What are consumers looking for more of currently when they purchase a new vehicle compared to pre-recession times? Flexibility, usefulness, and being resourceful. High quality and a little glamour. Monetary Worth. All of these characteristics are what consumers crave for more of currently when purchasing a new vehicle compared to just a few years ago. Versatility and multi-functional use of a new vehicle are key; when looking at how “Extremely Important” this attribute is in the Strategic Vision New Vehicle Experience Study, the increase of importance is over 60% from the pre-recession year of 2007 to 2013.
And on a life stage level it appears that no matter where you are, whether pre-family, family, or post-family, the increases are all highly significant. Post-family folks are most concerned about versatility with a 70% increase for this attribute since 2007! Empty nesters DO cart around children; grandchildren that is. And with those kids comes “all that stuff” such as strollers, beach gear, and toys. Versatility to them could mean: Seats that lay flat to allow more cargo, seating for all the relatives, and when you’re juggling a great deal of items, remote keyless entry certainly comes in handy while falling into the versatility category.
Much has changed in our economy since 2007. Job losses, tightening of belts and, for many of us, a rearranging of our priorities. New vehicle purchases delayed: We can squeak another year, maybe two, out of old Betsy; can’t we? As the U.S. gets slowly back to firing on all pistons, the change in consumer attitudes because of a slumped economy affects the growth. Our needs and wants are not the same as they were prior to recession; the way we look at spending, especially in regards to larger purchases like automobiles, is not the same. There’s less money and what we do have is more precious to us and harder to hang on to.

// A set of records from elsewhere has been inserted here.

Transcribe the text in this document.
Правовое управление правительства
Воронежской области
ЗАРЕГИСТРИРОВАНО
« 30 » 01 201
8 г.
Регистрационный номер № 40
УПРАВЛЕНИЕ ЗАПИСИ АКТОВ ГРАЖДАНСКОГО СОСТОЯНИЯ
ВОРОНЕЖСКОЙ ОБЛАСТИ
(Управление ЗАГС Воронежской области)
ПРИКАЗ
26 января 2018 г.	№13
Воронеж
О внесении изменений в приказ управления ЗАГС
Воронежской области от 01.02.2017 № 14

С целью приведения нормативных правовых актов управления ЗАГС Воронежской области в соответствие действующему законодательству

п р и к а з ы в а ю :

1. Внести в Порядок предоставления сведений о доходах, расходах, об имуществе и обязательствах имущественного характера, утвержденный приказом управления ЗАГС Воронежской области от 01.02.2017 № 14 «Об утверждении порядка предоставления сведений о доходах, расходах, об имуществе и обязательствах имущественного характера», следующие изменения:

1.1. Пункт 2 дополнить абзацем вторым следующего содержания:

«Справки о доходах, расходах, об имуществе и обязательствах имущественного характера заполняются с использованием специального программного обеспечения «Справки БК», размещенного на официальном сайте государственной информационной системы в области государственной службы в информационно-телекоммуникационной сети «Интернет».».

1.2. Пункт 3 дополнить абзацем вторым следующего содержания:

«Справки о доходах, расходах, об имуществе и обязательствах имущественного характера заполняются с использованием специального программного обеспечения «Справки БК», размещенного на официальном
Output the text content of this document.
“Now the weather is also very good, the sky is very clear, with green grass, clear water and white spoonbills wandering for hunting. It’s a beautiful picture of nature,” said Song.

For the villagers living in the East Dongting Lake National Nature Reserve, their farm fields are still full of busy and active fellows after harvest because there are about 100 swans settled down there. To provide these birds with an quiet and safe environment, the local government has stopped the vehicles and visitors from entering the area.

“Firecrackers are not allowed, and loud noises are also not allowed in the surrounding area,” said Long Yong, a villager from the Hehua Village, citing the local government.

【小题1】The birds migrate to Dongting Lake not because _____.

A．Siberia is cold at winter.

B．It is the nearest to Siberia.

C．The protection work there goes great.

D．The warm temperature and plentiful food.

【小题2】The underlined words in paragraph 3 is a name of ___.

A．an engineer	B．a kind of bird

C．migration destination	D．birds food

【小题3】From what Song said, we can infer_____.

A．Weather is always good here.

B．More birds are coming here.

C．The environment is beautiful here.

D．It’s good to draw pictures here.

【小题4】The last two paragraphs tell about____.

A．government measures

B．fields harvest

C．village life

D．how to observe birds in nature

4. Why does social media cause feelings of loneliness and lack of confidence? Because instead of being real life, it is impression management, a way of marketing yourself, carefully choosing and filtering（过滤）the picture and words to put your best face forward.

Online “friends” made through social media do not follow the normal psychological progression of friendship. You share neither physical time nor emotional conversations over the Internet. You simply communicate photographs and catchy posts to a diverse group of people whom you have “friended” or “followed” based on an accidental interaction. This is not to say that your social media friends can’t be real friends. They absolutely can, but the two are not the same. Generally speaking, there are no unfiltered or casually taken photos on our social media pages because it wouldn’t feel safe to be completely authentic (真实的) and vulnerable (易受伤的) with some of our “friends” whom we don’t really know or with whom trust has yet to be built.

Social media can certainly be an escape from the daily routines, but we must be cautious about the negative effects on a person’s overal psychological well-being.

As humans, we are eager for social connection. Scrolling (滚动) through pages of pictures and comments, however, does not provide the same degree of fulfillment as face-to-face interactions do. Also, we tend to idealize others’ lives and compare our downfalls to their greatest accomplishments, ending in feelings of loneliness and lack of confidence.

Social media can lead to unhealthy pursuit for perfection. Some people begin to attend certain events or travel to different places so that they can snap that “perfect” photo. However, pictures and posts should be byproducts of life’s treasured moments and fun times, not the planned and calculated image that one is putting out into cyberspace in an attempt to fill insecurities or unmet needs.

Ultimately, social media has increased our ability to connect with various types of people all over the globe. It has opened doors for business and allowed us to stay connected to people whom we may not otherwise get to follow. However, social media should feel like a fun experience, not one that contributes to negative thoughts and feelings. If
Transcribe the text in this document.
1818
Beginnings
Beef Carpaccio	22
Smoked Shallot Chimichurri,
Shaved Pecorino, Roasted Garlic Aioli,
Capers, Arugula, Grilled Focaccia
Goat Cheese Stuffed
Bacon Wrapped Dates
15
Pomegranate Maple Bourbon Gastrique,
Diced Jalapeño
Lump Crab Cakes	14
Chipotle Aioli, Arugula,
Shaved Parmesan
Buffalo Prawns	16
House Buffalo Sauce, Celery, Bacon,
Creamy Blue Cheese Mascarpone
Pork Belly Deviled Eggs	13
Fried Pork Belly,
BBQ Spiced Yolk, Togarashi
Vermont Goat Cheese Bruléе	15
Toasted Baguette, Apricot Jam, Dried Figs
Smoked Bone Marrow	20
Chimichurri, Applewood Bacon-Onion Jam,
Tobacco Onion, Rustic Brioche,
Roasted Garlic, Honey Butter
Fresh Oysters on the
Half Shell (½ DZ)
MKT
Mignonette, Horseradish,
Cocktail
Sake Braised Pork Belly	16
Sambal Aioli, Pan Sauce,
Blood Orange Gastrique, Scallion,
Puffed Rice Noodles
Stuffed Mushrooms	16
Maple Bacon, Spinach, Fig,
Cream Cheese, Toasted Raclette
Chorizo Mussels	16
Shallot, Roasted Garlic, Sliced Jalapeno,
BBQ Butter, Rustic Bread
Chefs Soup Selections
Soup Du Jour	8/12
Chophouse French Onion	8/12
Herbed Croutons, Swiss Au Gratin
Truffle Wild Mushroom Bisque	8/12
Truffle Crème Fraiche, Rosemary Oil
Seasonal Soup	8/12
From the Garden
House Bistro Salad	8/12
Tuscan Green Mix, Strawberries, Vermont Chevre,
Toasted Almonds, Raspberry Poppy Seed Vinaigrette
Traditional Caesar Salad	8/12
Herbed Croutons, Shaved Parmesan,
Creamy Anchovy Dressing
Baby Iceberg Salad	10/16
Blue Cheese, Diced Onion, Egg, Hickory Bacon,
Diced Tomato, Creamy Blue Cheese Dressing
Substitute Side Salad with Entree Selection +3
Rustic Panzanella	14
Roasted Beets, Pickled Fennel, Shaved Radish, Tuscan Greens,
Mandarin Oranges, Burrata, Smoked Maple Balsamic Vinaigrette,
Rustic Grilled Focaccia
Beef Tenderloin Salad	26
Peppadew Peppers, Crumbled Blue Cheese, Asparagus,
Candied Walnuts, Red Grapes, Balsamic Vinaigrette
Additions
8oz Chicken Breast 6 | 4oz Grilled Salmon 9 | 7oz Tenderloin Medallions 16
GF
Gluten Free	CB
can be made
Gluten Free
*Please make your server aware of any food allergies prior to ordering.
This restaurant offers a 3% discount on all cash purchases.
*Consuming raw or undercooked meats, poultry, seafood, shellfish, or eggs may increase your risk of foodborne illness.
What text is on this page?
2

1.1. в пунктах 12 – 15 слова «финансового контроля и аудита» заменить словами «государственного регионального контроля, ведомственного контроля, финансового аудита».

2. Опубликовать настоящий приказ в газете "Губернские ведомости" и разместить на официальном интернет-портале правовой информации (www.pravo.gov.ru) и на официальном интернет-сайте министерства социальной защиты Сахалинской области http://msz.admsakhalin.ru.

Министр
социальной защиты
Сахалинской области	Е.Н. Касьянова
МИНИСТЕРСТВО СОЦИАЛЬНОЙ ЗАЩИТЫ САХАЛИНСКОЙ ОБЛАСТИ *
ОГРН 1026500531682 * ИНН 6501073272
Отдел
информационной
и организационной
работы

As a whole, the new car buying population shares some traits in total when it comes to behavioral shifts. Since 2007, while some reasons for purchasing a new vehicle have remained about the same in importance to the new buyers, others have taken a sharp tick upward. Surprisingly, the quest for prestige in a new vehicle has grown in importance for all new car buyers by more than one-third since 2007. Could it be that the definition of prestige has changed in the eyes of a consumer as well since the purchase of luxury vehicles is still a fraction of what’s purchased at large? Interestingly enough, prestige bears the most prominence for those who are in a post-family life stage. Perhaps it’s time to bite the bullet and buy that car you’ve always dreamed about?
Two other purchase reasons worth mentioning because of the significant upward tick in prominence are Value for the Money and Vehicle’s Image; both show increases as being “Extremely Important” that are close to 30% since 2007. Value was coveted most strongly for those buyers with younger families. In regards to a vehicle’s image, again, it was those with younger children that weighted this attribute more heavily. (see prestige chart above)
Now, presumably, something has to be of LESS importance, right? In these not-so-frivolous times, fewer buyers are placing emphasis on “Fun to Drive”. Oh, don’t worry; overall it’s down only 9% since 2007. And it’s an attribute that will surely bounce back once there’s more Ben Franklins in people’s pockets.
One point that needs to be made is that obvious one that you’ve likely wondered why it hasn’t been mentioned. Consumers will always put a high amount of importance on all things related to pricing. We all know that it’s been harder and harder to get a loan for anything due to the slumping economy over the past few years. In fact, buyers cited the attribute relating to interest rates and credits terms as 40% more important currently compared to 2007. This is a trend that hopefully we won’t see continue unless the banks retain their stingy ways while the economy continues to pick up.
Today’s consumers changed their purchasing behavior due to tougher times. In addition, they’ve made their new attitudes known; Versatility, Value and Prestige can all be tied up in a neat package that signifies a desire for further stretching the dollar and getting more quality and functionality in their new vehicles. Will the auto brands meet the continuing challenge?